What’s at the end of a rainbow? Carlos thought. He closed his eyes in concentration. He no longer heard the opera. Every bit of his attention was now focused on solving that riddle. He thought about the question very carefully.
What’s at the end of a rainbow?
He examined each word in his mind.
What’s … at … the … end … of … a … rainbow?
He wondered how the words could make sense in a tricky way.
What’s at the end …
His eyes shot open. In a flash, the answer sprang to his lips.
“W!” Carlos shouted as he jumped to his feet. “A W IS AT THE END OF—”
The Faraway Kingdom Opera House suddenly fell very silent.
The singers stopped singing.
Hundreds of heads turned. (His mom and dad were two of those turning heads.)

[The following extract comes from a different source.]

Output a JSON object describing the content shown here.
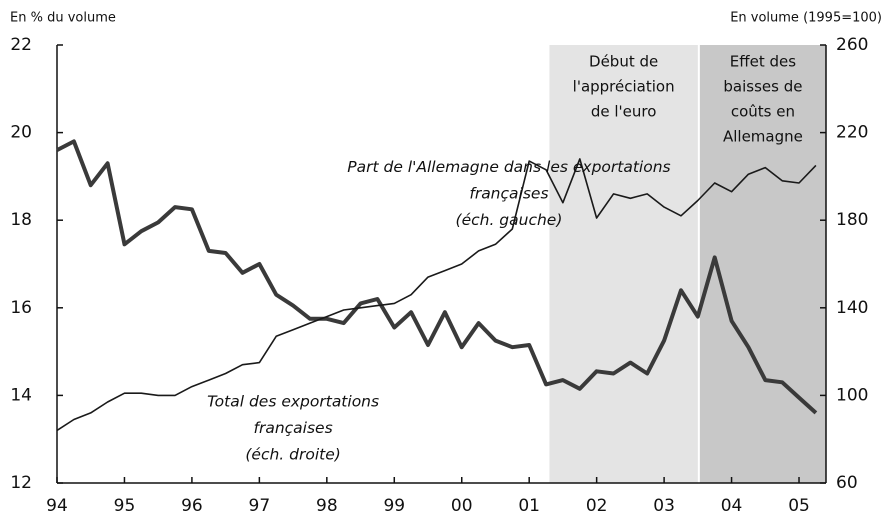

Everyone stared at Carlos in alarm.
Carlos cleared his throat. He felt his face get hot. “A W is at the end of a rainbow,” he explained. He cleared his throat again. “Because it’s the last letter of the word.”
Wasting no time, King Carmine took command of the situation. (After all, that’s what good kings are supposed to do.) He stood and bowed to the stunned opera singers. He then addressed the audience. “Ladies and gentlemen. I apologize for the outburst. My son is not feeling well today. He has recently contracted…”
“Mad cow disease!” Carlos said, trying to be helpful.
The king did not find that helpful. “Shush,” he whispered.
Before the king could come up with a plausible illness, the opera house’s sound system crackled to life:
Calling His Majesty King Carmine! Calling His Majesty King Carmine! Please report to the lobby for an Emergency King Conference!
The crowd gasped. A King Conference was a very important meeting between two kings. An Emergency King Conference was a superduper, holy-schmoley, impossibly supersized important meeting between two kings.
So it was kind of a big deal.
Emergency King Conferences hardly ever happened. And no king ever wanted them to happen, because they usually meant that a terrible, horrible something had happened.
And terrible, horrible somethings are both terrible and horrible.
“Come with me, son,” the king whispered.
Carlos’s stomach did a quick backflip.
“What? Why?” Carlos whispered. “I don’t want to deal with terrible, horrible somethings.”
“Sometimes a prince has to deal with terrible, horrible somethings,” the king said.
“Even if the prince has mad cow disease?” Carlos asked.
The king raised an impatient eyebrow. “Especially if the prince has mad cow disease,” he replied.